Insertion type electromagnetic flowmeters may be built and such a meter is illustrated schematically in FIGS. 3A and 3B. The relationship between the magnetic field, induced voltage and fluid velocity must respect Faraday's law as illustrated schematically in FIG. 3A. A plan view, FIG. 3B, is illustrated schematically and its symmetry ensures a similar response to a fluid flowing in either direction.
Use in insulating fluids is feasible but design challenges are much greater due to the high source impedance, triboelectric (‘static charge’) voltage noise and a mean impedance linked gain function (therefore mixing-law dependent). The equation then becomes:E=G(K×V)where G is a function of the mean mixture dielectric constant. Meters such as this have been considered for application to surface flow measurements, for example U.S. Pat. No. 4,920,795 to Dowell Schlumberger discusses an electromagnetic flowmeter for conductive or dielectric fluids and its applications in oilfields in particular, but the product did not develop due to technology limits then present.

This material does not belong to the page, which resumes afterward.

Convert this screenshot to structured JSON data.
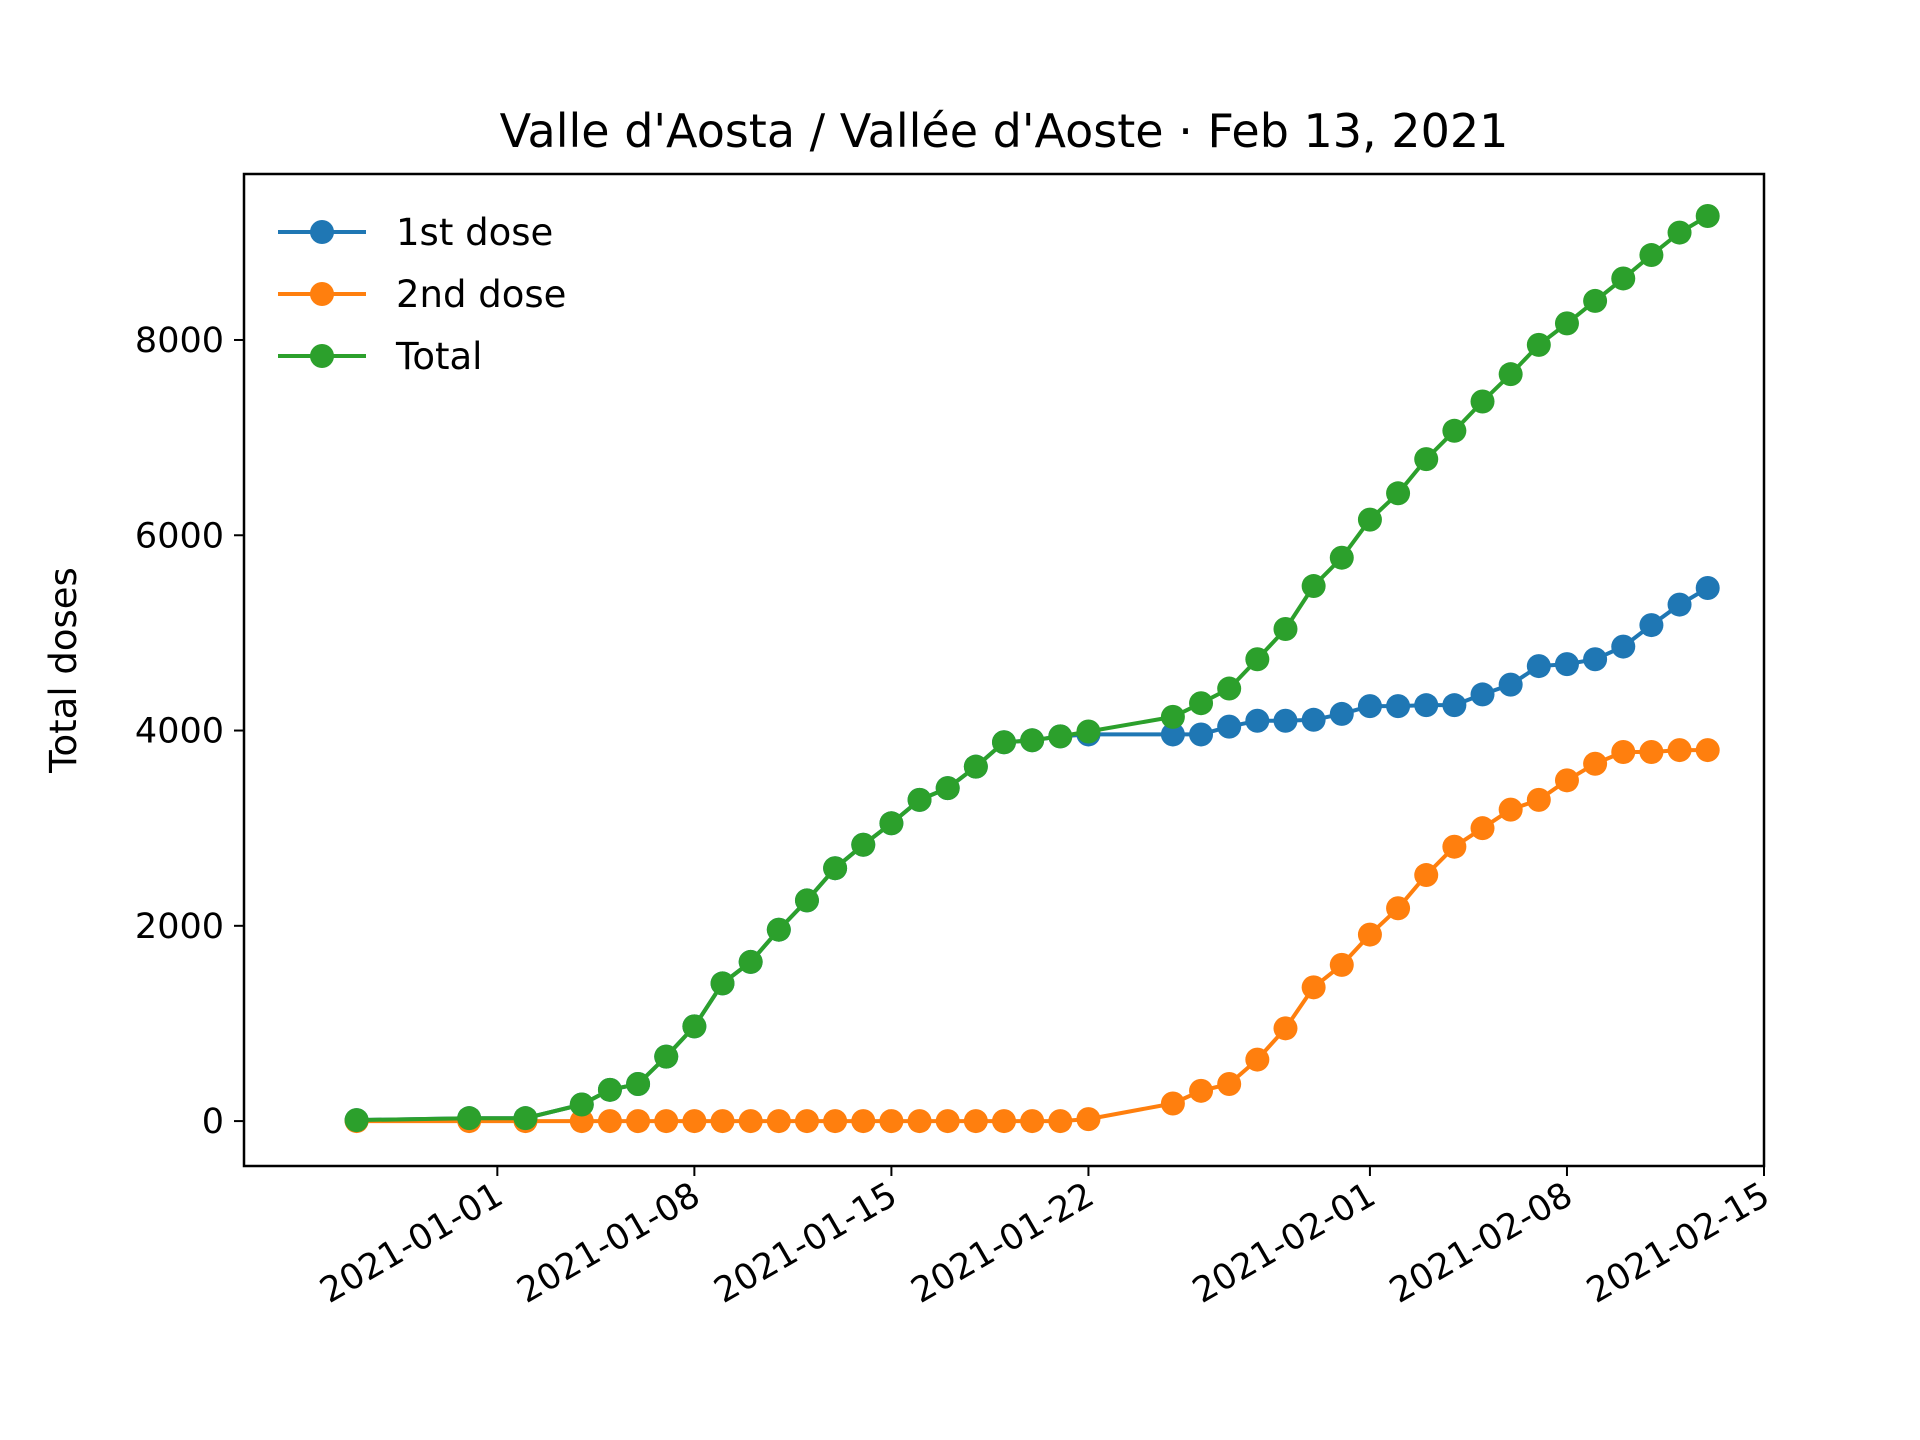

General magmeter designs may use capacitive electrodes which permit function with insulating deposits (e.g. an oil film) but would usually need a modulated magnetic field and therefore require an electromagnet to generate the B-field which could impose strength limitations due to coil design/size and current limitations.
From the above it is evident that there is a need in the art for improvement in monitoring oilfield fluid diversion systems and methods.